Wer lebt noch auf Kudykina?
Der Drache ist jedoch “nur” Gast und Wächter der wahren Bewohner Kudykinas: Pferde, Lamas, Kamele, Rehe, Strauße und sogar Kängurus leben hier. Diese für Russland exotischen Tierarten haben hier eigene Freilaufgehege und können sich nahezu völlig uneingeschränkt auf dem Gelände bewegen.
Für jugendliche Besucher gibt es hier eine Reitschule, in der jedoch nicht nur das Reiten an sich gelehrt wird, sondern vor allem der respektvolle und artgerechte Umgang mit den Tieren insgesamt. Jungtiere können auch während der Trainings bei ihren Eltern bleiben. Sie verstehen die Übungen dann als Spiel und gewöhnen sich besser an den Umgang mit Menschen.
Die Wunder des Wassers
Außer den tierischen Bewohnern bewacht Gorynytsch auch mehrere natürliche Wasserquellen. Viele Russen glauben an deren heilende Wirkung. Wasser gilt allgemein als unerschöpfliches Elixier des Lebens. Natürlich kann das Wasser hier getrunken und seine wohltuende Wirkung hier auch probiert werden. Sie können es trinken, sich erfrischen und auch in mitgebrachten Flaschen Quellwasser abfüllen und mitnehmen – so wie es die Russen traditionell überall im Lande an klaren und oft heiligen Wasserquellen tun.
Unweit von Kudykina fließt der ruhige Don dahin. Er ist nicht nur für Kult-Film und –Buch „Der stille Don“ berühmt, sondern eben auch für die klaren Wasserquellen an seinen Ufern. Zwei der Quellen am Kudykina-Berg enthalten einen erhöhten Anteil von Silber und gelten als „Quellen der Weisheit“. Der Drache Gorynytsch hat hier sogar ein eigenes Badehaus!

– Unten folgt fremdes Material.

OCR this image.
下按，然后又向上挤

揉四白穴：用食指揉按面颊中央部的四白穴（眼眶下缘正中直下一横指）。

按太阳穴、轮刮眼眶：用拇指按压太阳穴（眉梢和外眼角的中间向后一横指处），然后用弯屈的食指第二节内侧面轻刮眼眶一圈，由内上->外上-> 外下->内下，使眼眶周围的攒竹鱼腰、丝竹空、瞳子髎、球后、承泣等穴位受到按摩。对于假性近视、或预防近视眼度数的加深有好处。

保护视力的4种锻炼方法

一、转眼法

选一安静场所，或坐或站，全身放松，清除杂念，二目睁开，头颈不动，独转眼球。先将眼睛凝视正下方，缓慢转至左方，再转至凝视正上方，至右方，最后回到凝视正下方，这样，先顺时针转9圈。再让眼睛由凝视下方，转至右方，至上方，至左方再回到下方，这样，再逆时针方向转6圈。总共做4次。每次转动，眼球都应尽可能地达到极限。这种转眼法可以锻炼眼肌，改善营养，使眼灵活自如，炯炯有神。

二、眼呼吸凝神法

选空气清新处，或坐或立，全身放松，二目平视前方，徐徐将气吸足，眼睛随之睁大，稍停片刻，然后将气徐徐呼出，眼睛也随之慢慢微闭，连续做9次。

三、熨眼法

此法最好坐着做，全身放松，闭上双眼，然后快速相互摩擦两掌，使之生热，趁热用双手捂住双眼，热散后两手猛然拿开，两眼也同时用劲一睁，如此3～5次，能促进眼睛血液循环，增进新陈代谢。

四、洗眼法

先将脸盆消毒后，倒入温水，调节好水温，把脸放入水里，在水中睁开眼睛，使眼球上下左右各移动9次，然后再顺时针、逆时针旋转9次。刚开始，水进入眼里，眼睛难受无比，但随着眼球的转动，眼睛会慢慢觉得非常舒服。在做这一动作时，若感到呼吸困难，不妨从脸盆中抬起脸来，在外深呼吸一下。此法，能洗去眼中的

Bonus: Sommerstadt und Winterspaß
Für Liebhaber des traditionellen Handwerks, von Bräuchen und Traditionen wird auf dem Kudykina-Berg jedes Jahr im Sommer das Festival “Stadt der russischen Volkshandwerker” veranstaltet. Hier können Sie sich dann selbst in verschiedenen Tätigkeiten ausprobieren, traditionelle Speisen kosten und exklusive russische Souvenirs kaufen.
Wenn im Winter die Hügle der Gegend mit Schnee bedeckt sind, gibt es am Kudykina-Berg mehrere Bahnhen für Tubing, Zorbing, Schlitten und Ski.
Und vergessen Sie auf keinen Fall, den höchsten Punkt des Parks zu erklimmen, denn nur von hier aus werden Sie sieben Engel sehen können! Ja, wirklich!